President Hafez Assad of Syria began a three-day state visit to France today under the shadow of a worsening crisis in Lebanon where the United States Ambassador and the American Economic Counselor were murdered yesterday Greeting the Syrian leader at Orly Airport this morning. President Valery Giscard d’Estaing spoke of France’s “anxiety to see Lebanon’s independence and integrity maintained.”
Assad replied that he intended to continue Syria’s armed intervention in Lebanon “as a matter of national duty which will go on in spite of the difficulties it meets and the sacrifices it entails.” His words were taken to mean that Syria’s policy has been unchanged by recent events and it will press its military intervention in Lebanon regardless of the setbacks and loss of prestige that Syria has suffered.
Well informed sources here reported today that a number of Syrian army officers have been arrested for opposing Assad’s intervention. The sources said that the Syrian-sponsored Al Saiqa terrorists stationed in Lebanese towns and in Beirut have virtually disintegrated and have lost themselves among the general population. Most of the Palestine Liberation Army (PLA) has joined forces with Yasir Arafat’s PLO which the Syrians have been fighting. The newspaper France Soir reported today that Syrian troops barracked in a Damascus suburb mutinied today, as Assad was taking off for Paris.

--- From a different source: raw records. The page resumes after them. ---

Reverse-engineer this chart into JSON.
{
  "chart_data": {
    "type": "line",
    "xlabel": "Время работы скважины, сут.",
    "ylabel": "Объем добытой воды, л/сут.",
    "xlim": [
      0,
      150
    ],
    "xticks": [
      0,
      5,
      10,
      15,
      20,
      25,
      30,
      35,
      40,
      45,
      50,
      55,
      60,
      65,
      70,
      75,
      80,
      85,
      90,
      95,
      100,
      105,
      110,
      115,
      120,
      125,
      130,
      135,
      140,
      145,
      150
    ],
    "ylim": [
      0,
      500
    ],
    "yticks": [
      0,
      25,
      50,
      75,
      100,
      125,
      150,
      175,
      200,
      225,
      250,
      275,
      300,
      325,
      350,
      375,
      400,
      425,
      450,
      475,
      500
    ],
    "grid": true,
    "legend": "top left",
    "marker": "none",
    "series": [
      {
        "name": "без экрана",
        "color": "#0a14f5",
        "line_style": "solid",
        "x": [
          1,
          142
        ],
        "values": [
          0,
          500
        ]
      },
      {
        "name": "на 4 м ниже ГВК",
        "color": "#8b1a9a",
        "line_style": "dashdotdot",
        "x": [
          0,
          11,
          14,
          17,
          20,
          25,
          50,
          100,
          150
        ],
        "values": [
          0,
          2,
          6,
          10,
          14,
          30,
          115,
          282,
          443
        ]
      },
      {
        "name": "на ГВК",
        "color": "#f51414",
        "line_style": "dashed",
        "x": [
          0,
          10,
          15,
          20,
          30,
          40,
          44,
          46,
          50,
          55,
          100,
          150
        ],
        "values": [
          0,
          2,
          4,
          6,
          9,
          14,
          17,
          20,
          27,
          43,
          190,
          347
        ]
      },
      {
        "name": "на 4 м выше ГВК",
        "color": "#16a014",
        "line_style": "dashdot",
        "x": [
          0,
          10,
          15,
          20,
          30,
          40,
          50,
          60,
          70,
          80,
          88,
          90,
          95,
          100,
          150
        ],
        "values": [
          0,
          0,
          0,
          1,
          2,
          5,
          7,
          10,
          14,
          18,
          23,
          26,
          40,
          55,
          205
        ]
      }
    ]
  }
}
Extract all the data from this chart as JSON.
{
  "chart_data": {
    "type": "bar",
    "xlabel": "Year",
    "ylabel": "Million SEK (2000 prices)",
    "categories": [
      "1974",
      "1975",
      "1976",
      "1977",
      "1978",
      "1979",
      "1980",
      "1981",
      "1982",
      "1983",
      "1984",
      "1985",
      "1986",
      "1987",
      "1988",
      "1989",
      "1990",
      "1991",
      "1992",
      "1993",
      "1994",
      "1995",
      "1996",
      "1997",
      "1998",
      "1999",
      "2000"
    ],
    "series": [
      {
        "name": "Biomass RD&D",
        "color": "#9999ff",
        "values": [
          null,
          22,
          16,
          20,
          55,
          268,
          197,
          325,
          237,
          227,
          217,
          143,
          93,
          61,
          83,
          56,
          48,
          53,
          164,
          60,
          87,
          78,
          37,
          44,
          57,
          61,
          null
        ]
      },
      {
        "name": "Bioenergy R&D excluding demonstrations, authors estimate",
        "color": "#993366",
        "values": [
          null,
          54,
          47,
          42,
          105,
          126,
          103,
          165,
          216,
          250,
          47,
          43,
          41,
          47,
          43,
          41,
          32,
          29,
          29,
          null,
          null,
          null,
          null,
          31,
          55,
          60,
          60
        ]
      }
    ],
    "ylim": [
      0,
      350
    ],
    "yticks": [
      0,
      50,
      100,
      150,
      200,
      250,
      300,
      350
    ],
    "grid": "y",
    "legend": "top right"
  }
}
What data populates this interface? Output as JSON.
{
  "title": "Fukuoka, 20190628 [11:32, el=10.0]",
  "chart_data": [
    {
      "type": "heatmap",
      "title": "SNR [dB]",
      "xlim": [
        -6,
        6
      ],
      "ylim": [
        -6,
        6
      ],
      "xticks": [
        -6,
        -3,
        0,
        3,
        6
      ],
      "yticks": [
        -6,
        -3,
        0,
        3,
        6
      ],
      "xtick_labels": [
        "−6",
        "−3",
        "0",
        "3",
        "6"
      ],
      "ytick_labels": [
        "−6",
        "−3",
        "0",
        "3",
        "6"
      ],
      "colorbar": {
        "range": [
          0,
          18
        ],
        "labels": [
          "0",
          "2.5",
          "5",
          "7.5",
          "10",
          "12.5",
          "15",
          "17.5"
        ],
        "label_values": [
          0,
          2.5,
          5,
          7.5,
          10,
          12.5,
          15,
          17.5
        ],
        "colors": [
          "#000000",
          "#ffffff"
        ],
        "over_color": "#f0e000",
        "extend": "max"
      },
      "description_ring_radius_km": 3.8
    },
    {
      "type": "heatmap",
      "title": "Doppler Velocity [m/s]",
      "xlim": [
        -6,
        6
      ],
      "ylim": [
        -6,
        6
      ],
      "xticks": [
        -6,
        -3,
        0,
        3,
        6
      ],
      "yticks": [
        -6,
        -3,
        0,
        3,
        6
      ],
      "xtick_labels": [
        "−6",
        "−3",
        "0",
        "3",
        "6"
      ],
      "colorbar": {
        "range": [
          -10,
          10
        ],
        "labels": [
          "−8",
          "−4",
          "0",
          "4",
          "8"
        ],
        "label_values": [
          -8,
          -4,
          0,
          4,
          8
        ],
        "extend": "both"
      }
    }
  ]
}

The Syrian President will hold three days of private talks with Giscard which are expected to be devoted mainly to the Lebanese situation. The French President will give a diplomatic reception and state dinner in honor of his guest at the Elysee Palace. The Israeli Ambassador, obviously, was not invited. The Iraqi Ambassador to France, Munzer Al-Wendaqui, who was, said today he would not attend because “I am not prepared to shake a blood-stained hand (Assad’s) that is carrying out the plans of international Zionism to liquidate the revolution and the Arab liberation movement.”